El domingo por la tarde, después de comer, no había nadie en las calles de la Barceloneta, salvo esa guiri de ojos transparentes que abandonó junto a un árbol la bicicleta del bicing que había robado en otro barrio. Como ciudadano ejemplar, le llamé la atención. Aseguró sentirse avergonzada y, para reconciliarse con los nativos de la ciudad que visitaba en vacaciones, me permitió acompañarla a pasear por la playa, mientras me hablaba de haute cuisine y también de cómo cocinar la vida. Era francesa, aunque se comportara como una yanqui (comía patatas chips y bebía Coca-cola). Dejamos huellas en la arena deshabitada, para acabar despeinados en el rompeolas, tras pasar ante la fachada del Hotel Vela sin coincidir en si nos gustaba o no. Teníamos la enorme bañera del mediterráneo ante nuestros ojos, sin barquitos de papel entre las olas, esa tarde en que Barcelona era solitaria, en que sólo estábamos ella y yo en el mundo. De regreso al centro de la ciudad, me contó una historia bonita que sucedía en Cuba. Sólo por eso valió la pena conocer a esa mujer de ojos transparentes. Me pidió ayuda para forzar el cierre de otra bicicleta. No tuve valor para reprenderla de nuevo, así que hice palanca con el destornillador. Sacó un vaporizador del bolso, asegurando que le encantaba esa agua de colonia, y me roció en el cuello para que la esnifara. Me introduje en el metro, como un topo, oliendo a turista francesa de vacaciones en Barcelona, mientras la veía desaparecer pedaleando tras ese edificio feo de la plaza Urquinaona.

4. La mujer de los mares del sur, la sirenita y la pintora.
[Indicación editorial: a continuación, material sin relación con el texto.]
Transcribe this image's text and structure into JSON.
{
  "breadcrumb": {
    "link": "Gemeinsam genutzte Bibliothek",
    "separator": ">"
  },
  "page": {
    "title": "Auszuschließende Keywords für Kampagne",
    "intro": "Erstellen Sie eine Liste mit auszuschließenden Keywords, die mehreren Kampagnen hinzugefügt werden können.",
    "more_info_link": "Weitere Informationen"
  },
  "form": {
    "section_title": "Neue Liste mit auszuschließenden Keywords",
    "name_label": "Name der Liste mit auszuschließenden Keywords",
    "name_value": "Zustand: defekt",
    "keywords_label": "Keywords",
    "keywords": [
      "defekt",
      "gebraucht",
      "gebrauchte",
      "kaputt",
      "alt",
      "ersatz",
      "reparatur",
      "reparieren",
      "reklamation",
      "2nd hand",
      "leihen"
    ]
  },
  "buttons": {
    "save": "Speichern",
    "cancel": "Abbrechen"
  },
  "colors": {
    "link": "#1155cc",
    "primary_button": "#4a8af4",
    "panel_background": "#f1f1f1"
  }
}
Por Sant Jordi las calles estaban repletas de gente y de vida. La mujer de los mares del sur y yo esquivamos las marabuntas desde buena mañana, caminando por senderos alejados del tumulto, en busca de productos y proyectos en tela para ella. Me gusta seguirla como un perrito. Sabes que no te abandonará, aunque ella camine a su aire, sin mirar atrás, mientras castañetea su lengua contra la bóveda de su garganta para que no te entretengas oliendo en las baldosas el rastro de otros paseantes. Hay que ser ligeramente espabilado para no perder su paso. A mediodía quedamos con la pintora y la sirenita, para comer en un local ruidoso. Alguien pidió un plato de macarrones con una aromática capa de queso encima. Me mareé un poco. Así que la pintora me prestó unos algodones húmedos para tapar mis fosas nasales. Parecía una morsa mientras devoraba mi merluza. Hablamos de sus novios. La misma persona que se atrevió a comer queso en mi presencia hizo la bromita simpática de que el mío está haciendo la mili en Colmenar Viejo. Charlamos de relatos en revistas, de reformas vitales. A la hora del café, comencé a notar la nariz cargada. Extraje los algodones y dejé de ser morsa, para volver a sentirme persona. Pero continuaba notando los conductos nasales asfixiados. Di el primer estornudo. Cuando íbamos a pagar, entró en el local un niño que también estornudaba. En su mano llevaba un sombrero de paja que le venía grande. Salimos a la calle, y vimos a escritores firmando. Programas de radio al aire libre (en una tarima estaba la princesita con su voz que enamora). Autocares llevando y trayendo gente. La ciudad era tumultuosa. Llegué a casa sonándome en el ascensor y me metí en la cama. Me sentía frágil.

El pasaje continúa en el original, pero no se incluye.